Antes de avançar, cabe contextualizar a tragédia. Em primeiro lugar, eventos climáticos extremos, aqueles que fogem às médias estatísticas históricas, estão cada vez mais frequentes no mundo. Apesar dos negacionismos, a evidência se impõe, ilustrada por chuvas, secas, tornados, ondas de calor extremo, entre outros. Em segundo lugar, o Rio Grande do Sul já havia passado por uma série de eventos extremos no ano de 2023 cujo saldo foi 54 mortes, municípios devastados e perdas materiais substanciais. Por fim, o modelo de ocupação das cidades, legislação ambiental e o próprio modelo de desenvolvimento não sofreram qualquer tipo de alteração no período. Ao contrário, a opção dos gestores foi a de aprofundar a desregulamentação ambiental existente. A prefeitura de Porto Alegre, por exemplo, atingida pelas cheias em 2023, não investiu um centavo em preparação a esse tipo de evento.

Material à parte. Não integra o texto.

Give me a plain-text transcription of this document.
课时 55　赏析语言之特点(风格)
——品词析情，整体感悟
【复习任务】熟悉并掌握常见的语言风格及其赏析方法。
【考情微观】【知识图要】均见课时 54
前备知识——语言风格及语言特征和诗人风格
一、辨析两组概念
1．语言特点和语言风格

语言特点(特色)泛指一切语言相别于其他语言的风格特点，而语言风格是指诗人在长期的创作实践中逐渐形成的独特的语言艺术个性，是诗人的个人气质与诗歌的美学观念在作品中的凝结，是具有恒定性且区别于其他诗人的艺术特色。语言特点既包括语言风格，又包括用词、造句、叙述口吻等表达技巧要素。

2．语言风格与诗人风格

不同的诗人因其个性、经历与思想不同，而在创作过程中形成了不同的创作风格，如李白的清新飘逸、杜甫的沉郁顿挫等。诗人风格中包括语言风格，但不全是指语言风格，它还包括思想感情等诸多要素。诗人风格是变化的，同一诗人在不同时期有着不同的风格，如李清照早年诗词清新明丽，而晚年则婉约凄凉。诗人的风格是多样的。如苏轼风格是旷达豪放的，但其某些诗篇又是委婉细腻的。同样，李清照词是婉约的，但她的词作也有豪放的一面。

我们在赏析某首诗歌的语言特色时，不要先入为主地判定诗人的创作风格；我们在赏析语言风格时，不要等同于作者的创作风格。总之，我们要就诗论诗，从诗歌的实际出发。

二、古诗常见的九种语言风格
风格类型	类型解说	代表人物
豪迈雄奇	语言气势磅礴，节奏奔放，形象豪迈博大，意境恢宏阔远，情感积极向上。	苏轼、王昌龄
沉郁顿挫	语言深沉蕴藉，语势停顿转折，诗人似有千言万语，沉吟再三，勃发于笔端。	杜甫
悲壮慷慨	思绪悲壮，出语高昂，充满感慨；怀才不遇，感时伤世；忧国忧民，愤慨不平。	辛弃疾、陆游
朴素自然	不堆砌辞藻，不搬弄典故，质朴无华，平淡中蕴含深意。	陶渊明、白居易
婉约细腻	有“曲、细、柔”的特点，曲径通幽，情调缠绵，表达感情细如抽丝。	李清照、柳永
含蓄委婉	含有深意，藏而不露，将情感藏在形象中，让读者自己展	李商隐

O que os governos podem fazer para mitigar ou minimizar os efeitos dos desastres ambientais? Aqui, há uma distinção importante entre prevenção e contenção/recuperação de desastres. Ações do primeiro grupo passam quase que despercebidas pela população e envolvem o investimento em planos de contingência, estruturas tecnológica como sensores, câmeras e sirenes, desassoreamento de rios, recuperação de matas nativas, restrição de atividades comerciais, industriais e moradias em áreas de risco, entre várias outras iniciativas. As ações do segundo grupo envolvem a resposta à crise, com a liberação de recursos para reconstrução de estradas, moradias, estabelecimentos comerciais/industriais, aliviamento de dívidas e juros, salvamentos, entre outros.

Para ambos os tipos de ação, há evidência cada vez maior sobre seus resultados. Trabalhos sobre o chamado voto retrospectivo, quando pessoas punem ou recompensam eleitoralmente políticos pelo seu desempenho à frente do mandato, avançou muito nos últimos anos. Vários estudos sugerem que não há uma relação completamente direta entre o desempenho de um mandato, por exemplo, e os resultados das urnas (Achen and Bartels 2013; Healy and Malhotra 2013). Há, isso sim, uma série de mediações que perpassam ideologia, partidarismo e acesso à informação que borram qualquer tipo de relação exclusivamente linear. Mesmo assim, no caso de desastres naturais, como o que assistimos agora, as evidências dão conta de que respostas rápidas são premiadas (até em longo prazo).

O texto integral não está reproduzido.